Holistic healthcare is about helping each individual bring their unconscious motivations into conscious awareness whilst using tried and tested techniques to facilitate recovery from the current disease-state. We do this by stimulating the body’s own, already amazingly well-equipped self-preservation systems. When an individual understands their disease process as part of who they are, they see that there can be no ‘fight’ against cancer because the cancer is a part of them. There is no external ‘enemy’ to fight. They have literally created their circumstances by their thoughts words and deeds in their life to date. Therefore, the only long-term, sustainable solution is through new thoughts, words and deeds. So, in my mind, self-understanding is the key. As far as I can see, achieving self-understanding is a process, often long and arduous, which is why we are often well-advised to seek external help when experiencing a life-threatening disease state.

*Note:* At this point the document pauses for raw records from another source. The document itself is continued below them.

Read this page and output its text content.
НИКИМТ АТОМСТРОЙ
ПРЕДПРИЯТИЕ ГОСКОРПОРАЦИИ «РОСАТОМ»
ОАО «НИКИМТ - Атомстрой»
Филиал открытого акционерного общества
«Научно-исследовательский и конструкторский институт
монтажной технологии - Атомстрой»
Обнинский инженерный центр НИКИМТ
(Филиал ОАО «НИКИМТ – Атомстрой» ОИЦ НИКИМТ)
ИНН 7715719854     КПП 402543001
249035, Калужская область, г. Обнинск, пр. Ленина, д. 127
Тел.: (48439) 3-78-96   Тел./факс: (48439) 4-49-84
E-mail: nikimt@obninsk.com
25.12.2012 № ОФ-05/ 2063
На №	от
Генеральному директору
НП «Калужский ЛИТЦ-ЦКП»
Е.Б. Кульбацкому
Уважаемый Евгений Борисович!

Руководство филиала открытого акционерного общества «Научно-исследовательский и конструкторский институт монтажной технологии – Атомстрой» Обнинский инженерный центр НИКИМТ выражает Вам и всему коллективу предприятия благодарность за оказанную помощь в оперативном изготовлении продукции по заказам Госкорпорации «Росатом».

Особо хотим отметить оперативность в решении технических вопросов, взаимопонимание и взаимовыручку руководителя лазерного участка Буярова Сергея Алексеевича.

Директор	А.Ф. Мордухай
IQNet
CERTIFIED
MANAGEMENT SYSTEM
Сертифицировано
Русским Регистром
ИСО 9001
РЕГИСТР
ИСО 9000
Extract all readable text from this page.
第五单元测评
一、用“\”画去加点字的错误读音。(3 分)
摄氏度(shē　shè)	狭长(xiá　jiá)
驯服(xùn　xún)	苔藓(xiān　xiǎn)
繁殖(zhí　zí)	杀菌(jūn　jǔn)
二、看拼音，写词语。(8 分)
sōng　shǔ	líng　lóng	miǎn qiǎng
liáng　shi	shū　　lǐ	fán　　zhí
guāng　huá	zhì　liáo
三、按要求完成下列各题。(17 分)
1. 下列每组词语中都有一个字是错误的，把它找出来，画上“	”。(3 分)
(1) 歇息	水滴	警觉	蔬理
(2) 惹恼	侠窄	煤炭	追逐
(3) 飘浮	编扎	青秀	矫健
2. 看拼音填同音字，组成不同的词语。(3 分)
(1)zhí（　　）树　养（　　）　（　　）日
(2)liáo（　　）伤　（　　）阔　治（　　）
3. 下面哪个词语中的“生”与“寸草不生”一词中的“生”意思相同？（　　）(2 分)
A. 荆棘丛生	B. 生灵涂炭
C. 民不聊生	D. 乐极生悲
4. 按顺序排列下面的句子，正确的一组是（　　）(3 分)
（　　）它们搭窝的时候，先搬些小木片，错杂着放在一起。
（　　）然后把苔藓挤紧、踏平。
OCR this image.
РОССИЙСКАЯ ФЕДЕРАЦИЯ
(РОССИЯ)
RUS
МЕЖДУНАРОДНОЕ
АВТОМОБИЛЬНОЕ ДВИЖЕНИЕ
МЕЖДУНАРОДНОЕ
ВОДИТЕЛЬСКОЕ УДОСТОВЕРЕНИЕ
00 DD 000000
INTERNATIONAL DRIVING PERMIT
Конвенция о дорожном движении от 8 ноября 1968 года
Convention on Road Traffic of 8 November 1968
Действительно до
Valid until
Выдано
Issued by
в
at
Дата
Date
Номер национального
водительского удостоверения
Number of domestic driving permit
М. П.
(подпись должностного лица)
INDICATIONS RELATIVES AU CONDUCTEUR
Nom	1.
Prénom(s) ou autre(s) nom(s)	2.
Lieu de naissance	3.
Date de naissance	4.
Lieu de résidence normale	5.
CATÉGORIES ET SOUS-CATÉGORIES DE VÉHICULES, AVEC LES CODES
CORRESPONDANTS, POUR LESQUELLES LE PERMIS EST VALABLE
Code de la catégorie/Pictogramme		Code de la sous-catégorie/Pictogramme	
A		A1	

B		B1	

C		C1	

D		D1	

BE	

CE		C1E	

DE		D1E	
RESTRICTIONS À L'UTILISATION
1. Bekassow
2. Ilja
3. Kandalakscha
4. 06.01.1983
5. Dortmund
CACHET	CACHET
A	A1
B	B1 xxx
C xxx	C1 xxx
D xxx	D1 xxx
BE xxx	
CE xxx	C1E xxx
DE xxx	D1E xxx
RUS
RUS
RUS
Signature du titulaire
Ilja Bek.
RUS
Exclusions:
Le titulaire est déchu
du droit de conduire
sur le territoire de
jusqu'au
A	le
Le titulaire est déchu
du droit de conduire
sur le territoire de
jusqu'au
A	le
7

The word ‘fight’ often implies a struggle. Because of the negative connotations this idea holds, this is just likely to make the process of recovery that much more difficult. So, I believe that our best chance of survival is to embrace the symptoms we are suffering as messages sent from deep inside us as an aid to reaching fullness. This way we can utilise the healing power of love, love of our self and the people around us and of life. Being diagnosed with a life-threatening illness is probably one of the best wake-up calls we will ever get in helping us to express ourselves as we truly are. So let’s embrace it. Or, as the motif on one of the Tai Chi students in my class says: “make tea, not war!”